Hercule A. Crédit : L. Timmerman / LOFAR

Parmi les images les plus marquantes il y a certainement celle de la galaxie Hercule A, au cœur de la constellation d’Hercule. Cet objet, visible sur l’image ci-dessus et sur la couverture, se caractérise par un trou noir supermassif situé dans la partie centrale, qui dévore les gaz et les poussières et les projette en jets très rapides, donnant vie aux deux énormes lobes sur les côtés. «Nos nouvelles observations à haute résolution prises avec le LOFAR ont révélé que ce jet devient plus fort et plus faible tous les quelques centaines de milliers d’années. Cette variabilité produit les belles structures visibles dans les lobes géants, dont chacun a à peu près la taille de la galaxie de la Voie lactée », ont déclaré les experts dans un communiqué de presse.

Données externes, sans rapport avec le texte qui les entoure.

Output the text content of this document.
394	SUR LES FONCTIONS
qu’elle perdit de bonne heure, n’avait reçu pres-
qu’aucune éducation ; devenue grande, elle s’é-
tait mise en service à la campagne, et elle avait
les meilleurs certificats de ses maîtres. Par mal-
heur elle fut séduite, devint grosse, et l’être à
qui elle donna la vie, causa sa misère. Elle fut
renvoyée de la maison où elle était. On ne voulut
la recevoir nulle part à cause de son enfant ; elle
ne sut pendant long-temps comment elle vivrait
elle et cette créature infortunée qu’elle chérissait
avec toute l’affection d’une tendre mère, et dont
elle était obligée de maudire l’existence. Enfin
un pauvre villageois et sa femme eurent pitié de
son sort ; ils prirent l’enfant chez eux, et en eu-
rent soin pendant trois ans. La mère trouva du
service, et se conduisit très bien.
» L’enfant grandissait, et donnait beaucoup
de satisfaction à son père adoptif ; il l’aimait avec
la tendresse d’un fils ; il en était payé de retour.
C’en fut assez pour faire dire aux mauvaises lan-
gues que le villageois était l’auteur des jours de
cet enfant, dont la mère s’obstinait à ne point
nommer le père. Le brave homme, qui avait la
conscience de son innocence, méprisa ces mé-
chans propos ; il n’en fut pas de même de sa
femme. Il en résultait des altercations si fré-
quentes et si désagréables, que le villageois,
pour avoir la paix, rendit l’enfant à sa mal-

Collision entre deux galaxies. Ramirez – Olivencia / LOFAR

La collision entre deux galaxies observables dans l’image ci-dessus est également spectaculaire, dans laquelle des explosions d’étoiles (les points blancs les plus brillants) sont visibles qui projettent vers l’extérieur de grandes quantités de poussière et de gaz, le soi-disant vent galactique.

Crédit : F. Sweijen / LOFAR

L’image ci-dessus montre également la grande capacité de résolution de LOFAR. Bien qu’il ressemble à un cliché moins glamour que les autres, il montre en réalité la lumière d’une galaxie alors que l’Univers n’avait que 2,6 milliards d’années. Au-dessus et au-dessous, vous pouvez voir les jets de gaz projetés par le trou noir en son centre. C’est la première fois qu’il est possible d’observer de tels phénomènes dans des objets aussi anciens.

« Même les astronomes expérimentés disent ‘wow !’ quand ils voient ces images », a déclaré à la BBC le Dr Neal Jackson de l’Université de Manchester. « Il est devenu très clair que, pour comprendre l’évolution des galaxies, nous devons comprendre le trou noir au centre, car il semble avoir une influence assez cruciale sur l’évolution des galaxies et c’est ce que ces images nous permettent de comprendre. faire. Ces images haute résolution nous permettent de voir ce qui se passe réellement lorsque des trous noirs supermassifs éjectent ces jets de matière », a ajouté le scientifique. « Nous commençons vraiment à comprendre comment les galaxies ont évolué. Et les trous noirs en sont une partie importante car leurs jets peuvent emporter du carburant pour la formation des étoiles. Et en poussant vers l’extérieur, ils peuvent détruire les galaxies », a expliqué le professeur Morabito. Grâce à ce travail extraordinaire, les scientifiques attendent de nouvelles découvertes sur la formation et l’évolution des galaxies.